Last Chance (2)

54.6K 5.1K 469
                                    

Agam menyetir dalam keadaan pikiran kacau. Wajah wanita yang tadi bersama Sofia memang cukup berbeda dari wanita yang Agam simpan fotonya. Mungkin efek make up. Apalagi saat ini wanita itu tengah mengandung.

"Mas Agam! Awas!" teriak Sofia saat mobil yang mereka tumpangi hampir saja menabrak mobil di depan mereka.

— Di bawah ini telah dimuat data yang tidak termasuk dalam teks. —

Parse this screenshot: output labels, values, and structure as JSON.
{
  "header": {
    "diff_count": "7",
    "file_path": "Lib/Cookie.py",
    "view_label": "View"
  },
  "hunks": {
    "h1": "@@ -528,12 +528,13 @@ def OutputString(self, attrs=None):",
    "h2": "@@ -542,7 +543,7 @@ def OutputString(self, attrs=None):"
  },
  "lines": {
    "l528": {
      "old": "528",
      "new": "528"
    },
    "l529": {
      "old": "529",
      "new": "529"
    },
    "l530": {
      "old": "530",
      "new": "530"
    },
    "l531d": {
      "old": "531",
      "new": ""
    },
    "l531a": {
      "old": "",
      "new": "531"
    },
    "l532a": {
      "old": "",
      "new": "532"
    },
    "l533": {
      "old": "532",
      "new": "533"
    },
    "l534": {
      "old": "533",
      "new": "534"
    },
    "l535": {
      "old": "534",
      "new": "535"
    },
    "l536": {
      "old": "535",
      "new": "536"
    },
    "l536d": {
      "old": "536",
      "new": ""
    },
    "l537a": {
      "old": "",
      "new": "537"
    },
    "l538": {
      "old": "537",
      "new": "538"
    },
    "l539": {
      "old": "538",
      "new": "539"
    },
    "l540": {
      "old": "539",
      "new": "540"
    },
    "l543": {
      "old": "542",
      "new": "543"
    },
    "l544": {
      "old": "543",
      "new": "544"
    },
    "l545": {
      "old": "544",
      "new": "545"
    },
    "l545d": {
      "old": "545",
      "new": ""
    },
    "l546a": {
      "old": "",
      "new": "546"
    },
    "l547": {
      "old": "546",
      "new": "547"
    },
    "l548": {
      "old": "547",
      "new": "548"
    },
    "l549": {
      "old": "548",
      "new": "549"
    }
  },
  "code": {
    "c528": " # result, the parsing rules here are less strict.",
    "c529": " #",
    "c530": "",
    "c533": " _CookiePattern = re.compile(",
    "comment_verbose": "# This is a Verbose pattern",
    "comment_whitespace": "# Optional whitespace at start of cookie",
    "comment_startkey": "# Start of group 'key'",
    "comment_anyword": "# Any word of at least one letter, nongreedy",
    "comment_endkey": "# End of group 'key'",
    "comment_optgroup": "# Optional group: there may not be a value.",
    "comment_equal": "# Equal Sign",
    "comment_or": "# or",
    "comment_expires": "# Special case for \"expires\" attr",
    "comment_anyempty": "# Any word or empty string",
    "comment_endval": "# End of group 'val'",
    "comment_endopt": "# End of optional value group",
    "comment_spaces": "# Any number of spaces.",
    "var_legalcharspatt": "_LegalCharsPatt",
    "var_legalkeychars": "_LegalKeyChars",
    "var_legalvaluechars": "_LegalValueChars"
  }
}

Agam dan Sofia menghembuskan napas panjang saat mobil berhenti tepat sejengkal dari mobil di depan mereka. Sofia sudah melotot. Sejak tadi dia menahan napas. Agam kenapa, sih? Kalau sampai Nando tahu, habis pria itu oleh suaminya.

"Maaf, Fi, maaf," lirih Agam dengan wajah bersalah menatap adik iparnya.

"Mas Agam kenapa? Gantian aja aku yang nyetir," Sofia turun dan segera berlari kecil mendekati pintu di sebelah Agam.

Agam keluar. Tapi pria itu tidak masuk lagi. "Kamu balik sendiri gak papa, ya? Mas ada urusan penting," ujar Agam sambil mengelus lengan Sofia.

Belum sempat wanita itu menjawab, Agam sudah berlari ke arah yang berlawan untuk mencari taksi. Sofia dibuat keheranan oleh tingkah kakak iparnya itu.

Sementara di lain tempat, Alma mengusap sudut matanya. Alma harus kuat. Ini bukan salah Agam sepenuhnya. Dia yang datang dan menyerahkan diri pada pria itu. Andai saja malam itu Alma tidak nekat menggantikan rekannya untuk mengantarkan minuman ke ruang pribadi Agam, mungkin perutnya tidak akan berisi janin ini.

"Gak papa, ya, Nak, kalau Ayah gak kenal kita," gumam Alma sambil mengelus perut buncitnya.

Mungkin, setelah melahirkan, Alma akan cari pekerjaan dan pindah dari rumah ini. Alma ingin anaknya nanti punya kehidupan yang agak baik.

"Jadi, Pak Agam udah punya istri?" tanya Alma sambil mengingat wajah wanita yang begitu baik padanya beberapa saat lalu. Alma juga sempat menahan napas di dalam mobil saat matanya tak sengaja menatap jari manis Agam. Ada cincin yang melingkar di sana.

"Aku gak boleh mimpi. Istrinya dan aku gak sebanding. Kayak langit dan bumi," gumam Alma sedih.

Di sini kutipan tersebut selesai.